Kathryn Bigelow, the director known for 'Point Break,' delivers the best movie yet on the life of U.S. soldiers in the Iraq war.
Credit: Ed Araquel / Summit Entertainment

Despite a penchant for action thrillers, Kathryn Bigelow is impossible to pigeonhole. In three of her first four films, she delved into the psyche of bikers ('The Loveless'), vampires ('Near Dark'), and surfers ('Point Break'). Perhaps the one characteristic that unifies her nine films is her eye for detail (she was a painter before she moved into the director's chair), and her newest film, 'The Hurt Locker', is no different. The jarring, highly original story follows three U.S. bomb techs over several missions in and around Baghdad, each scene intensifying the bond between men whose lives are shaped by war. It's cerebral and wrenching, and it's the closest most of us will ever get to combat.

When did you know you wanted to make this film?
The minute [screenwriter] Mark Boal returned from Iraq and told me about a day in the life of a bomb tech. What was interesting was the specificity of this particular situation. Regardless of one's feelings about the war, there are guys who put on 80- to 120-pound bomb suits on 135-degree days and save lives at the potential sacrifice of their own. These are the unsung heroes.

Why did you pick three relatively unknown actors for your lead roles?
To heighten the suspense of not knowing who's going to live. There's a conventional reaction when you see a star: You anticipate he'll be a part of a particular denouement down the road, so you don't worry for that character. In 'The Hurt Locker,' after the first sequence, you realize all bets are off. 

How did you settle on shooting in Jordan?
I would have shot in Iraq if it had been possible. That's kind of a joke, but we did get close, at times five kilometers from the border. Architecturally, Jordan is a very good match for war-torn Baghdad. Plus, the military equipment was available. A bonus I had not anticipated was the one million Iraqi refugees in Amman, a contingent of whom were actors. All of our extras were Iraqi actors. Two of them told me they had been prisoners of the Americans in Iraq, and now they were playing prisoners in the film. It was surreal – and a little uncomfortable – but they laughed and said they were happy to have the work.

Was there any trouble filming?
The most intense occasion was when we filmed one sequence in a Palestinian refugee camp in Jordan. As soon as we started, a crowd of young guys gathered around. Some rocks were thrown, and a few fights broke out. We filmed through it all. They soon realized that we were just doing the same shot over and over. They started to applaud at the end of each take.

What qualities in these characters did you find interesting?
Courage and heroism, but fragility under fire, too – the effective or ineffective ability to retain composure in a life or death situation. These are men who day in and day out come face-to-face with their own mortality. That creates a certain psychology.

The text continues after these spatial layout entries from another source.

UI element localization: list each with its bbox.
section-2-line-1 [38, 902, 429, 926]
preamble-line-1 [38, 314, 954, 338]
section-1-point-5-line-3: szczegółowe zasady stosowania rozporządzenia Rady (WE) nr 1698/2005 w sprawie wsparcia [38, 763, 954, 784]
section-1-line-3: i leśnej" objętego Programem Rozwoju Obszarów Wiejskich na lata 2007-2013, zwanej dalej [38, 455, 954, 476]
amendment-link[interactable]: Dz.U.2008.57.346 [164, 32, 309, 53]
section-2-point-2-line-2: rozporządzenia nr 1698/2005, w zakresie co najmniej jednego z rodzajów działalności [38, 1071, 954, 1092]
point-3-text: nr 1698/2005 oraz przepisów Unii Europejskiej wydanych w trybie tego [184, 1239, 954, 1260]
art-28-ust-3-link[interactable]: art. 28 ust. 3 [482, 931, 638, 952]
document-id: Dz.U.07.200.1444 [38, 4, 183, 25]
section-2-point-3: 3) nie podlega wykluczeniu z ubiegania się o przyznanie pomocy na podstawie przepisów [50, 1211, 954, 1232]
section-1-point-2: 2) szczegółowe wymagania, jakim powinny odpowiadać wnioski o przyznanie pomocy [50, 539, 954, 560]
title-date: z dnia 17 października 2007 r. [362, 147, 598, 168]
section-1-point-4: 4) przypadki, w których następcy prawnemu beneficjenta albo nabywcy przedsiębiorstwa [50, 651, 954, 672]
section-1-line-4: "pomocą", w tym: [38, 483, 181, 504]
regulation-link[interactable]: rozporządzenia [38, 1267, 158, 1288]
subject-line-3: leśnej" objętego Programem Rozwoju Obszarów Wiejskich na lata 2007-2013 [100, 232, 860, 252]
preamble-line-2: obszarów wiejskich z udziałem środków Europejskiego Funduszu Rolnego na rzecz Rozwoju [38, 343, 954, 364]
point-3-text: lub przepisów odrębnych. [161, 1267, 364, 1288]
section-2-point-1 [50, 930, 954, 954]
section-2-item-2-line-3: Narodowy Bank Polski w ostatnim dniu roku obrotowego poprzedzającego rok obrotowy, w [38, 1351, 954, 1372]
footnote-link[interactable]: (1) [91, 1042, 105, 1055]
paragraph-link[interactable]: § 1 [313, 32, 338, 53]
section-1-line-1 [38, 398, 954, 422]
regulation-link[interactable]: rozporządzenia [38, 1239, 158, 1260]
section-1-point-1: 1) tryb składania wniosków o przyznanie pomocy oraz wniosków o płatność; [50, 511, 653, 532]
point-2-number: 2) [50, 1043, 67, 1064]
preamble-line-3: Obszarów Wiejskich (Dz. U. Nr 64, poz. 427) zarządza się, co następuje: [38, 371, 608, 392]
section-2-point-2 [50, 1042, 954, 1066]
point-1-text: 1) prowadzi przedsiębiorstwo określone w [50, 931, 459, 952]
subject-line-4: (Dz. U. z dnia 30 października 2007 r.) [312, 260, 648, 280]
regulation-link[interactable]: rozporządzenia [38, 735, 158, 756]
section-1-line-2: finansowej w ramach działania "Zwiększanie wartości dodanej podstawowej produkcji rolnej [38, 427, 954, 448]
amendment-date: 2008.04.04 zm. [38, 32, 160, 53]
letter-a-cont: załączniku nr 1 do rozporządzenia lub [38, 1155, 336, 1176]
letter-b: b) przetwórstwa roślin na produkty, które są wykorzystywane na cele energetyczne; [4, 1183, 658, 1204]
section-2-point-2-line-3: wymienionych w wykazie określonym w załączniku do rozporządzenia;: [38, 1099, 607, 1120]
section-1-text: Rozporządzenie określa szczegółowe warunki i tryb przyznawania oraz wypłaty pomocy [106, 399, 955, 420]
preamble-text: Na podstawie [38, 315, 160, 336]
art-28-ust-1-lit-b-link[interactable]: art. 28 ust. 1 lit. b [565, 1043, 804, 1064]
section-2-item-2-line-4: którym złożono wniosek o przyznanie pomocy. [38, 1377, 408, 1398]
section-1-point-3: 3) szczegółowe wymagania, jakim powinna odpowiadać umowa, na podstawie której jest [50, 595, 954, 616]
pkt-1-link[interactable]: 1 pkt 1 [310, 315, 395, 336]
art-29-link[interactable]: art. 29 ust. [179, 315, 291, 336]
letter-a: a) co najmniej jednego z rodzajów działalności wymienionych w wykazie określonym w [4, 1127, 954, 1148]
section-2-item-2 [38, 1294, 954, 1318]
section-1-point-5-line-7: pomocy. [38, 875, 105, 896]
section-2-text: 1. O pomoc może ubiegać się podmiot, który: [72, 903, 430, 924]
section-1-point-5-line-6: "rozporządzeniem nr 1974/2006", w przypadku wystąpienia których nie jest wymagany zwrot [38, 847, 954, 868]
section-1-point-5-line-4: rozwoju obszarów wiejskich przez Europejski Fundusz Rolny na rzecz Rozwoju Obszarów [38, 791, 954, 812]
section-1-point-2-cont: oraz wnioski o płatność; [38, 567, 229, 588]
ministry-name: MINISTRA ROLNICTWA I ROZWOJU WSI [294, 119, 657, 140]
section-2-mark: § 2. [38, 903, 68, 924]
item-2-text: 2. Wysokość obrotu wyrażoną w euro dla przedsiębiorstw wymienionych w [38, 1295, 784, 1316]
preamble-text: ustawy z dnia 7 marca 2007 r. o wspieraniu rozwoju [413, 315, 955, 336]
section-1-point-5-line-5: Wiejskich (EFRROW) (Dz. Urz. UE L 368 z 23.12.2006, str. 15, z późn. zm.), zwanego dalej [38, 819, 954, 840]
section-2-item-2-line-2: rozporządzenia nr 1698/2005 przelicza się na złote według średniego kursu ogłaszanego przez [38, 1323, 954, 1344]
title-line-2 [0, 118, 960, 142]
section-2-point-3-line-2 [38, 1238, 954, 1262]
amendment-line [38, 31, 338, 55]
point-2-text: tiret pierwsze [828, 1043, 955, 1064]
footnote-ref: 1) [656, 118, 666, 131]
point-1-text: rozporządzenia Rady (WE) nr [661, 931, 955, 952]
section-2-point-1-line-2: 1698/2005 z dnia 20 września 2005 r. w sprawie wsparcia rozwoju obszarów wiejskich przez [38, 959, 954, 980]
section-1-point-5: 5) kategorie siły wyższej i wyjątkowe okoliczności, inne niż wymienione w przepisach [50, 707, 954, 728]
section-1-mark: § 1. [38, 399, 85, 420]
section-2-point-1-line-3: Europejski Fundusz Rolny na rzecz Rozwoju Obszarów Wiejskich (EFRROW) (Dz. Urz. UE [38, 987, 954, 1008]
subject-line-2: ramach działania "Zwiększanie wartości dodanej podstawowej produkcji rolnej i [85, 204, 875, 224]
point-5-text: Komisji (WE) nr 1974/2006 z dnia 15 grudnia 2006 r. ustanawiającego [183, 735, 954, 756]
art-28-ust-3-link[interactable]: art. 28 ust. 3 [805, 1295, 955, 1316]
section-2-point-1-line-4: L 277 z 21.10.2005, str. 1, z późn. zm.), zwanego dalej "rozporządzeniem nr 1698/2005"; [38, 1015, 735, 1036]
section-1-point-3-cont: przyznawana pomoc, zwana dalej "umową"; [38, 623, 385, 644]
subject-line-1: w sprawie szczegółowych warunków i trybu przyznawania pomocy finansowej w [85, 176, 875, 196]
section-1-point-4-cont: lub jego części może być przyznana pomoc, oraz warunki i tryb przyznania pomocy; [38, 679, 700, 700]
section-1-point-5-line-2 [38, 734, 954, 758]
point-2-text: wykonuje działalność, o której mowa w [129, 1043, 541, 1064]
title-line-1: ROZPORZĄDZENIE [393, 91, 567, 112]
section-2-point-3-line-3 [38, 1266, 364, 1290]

Jeremy Renner's character in particular, Sgt. James, seems to thrive on that.
Yeah, for James there's almost an attractiveness to it. It's protocol as you approach the IED to ask for a 300-meter containment. I'm generalizing, but there's a point at about 50 meters out where you start thinking about your family. Then 25 meters out you're at the point of no return, and all of that disappears. You're making peace with the eventuality of whatever outcome is in front of you, because this is the job you chose to do.

What is it about how these men relate to each other that you found especially revelatory?
It was the way the script portrayed heroism and courage – not as a cartoonish quality, or an absence of fear, but as a certain kind of resilience in the face of fear. And as being, in the case of the lead character, a flight from intimacy. That was a price of heroism I hadn't thought about before.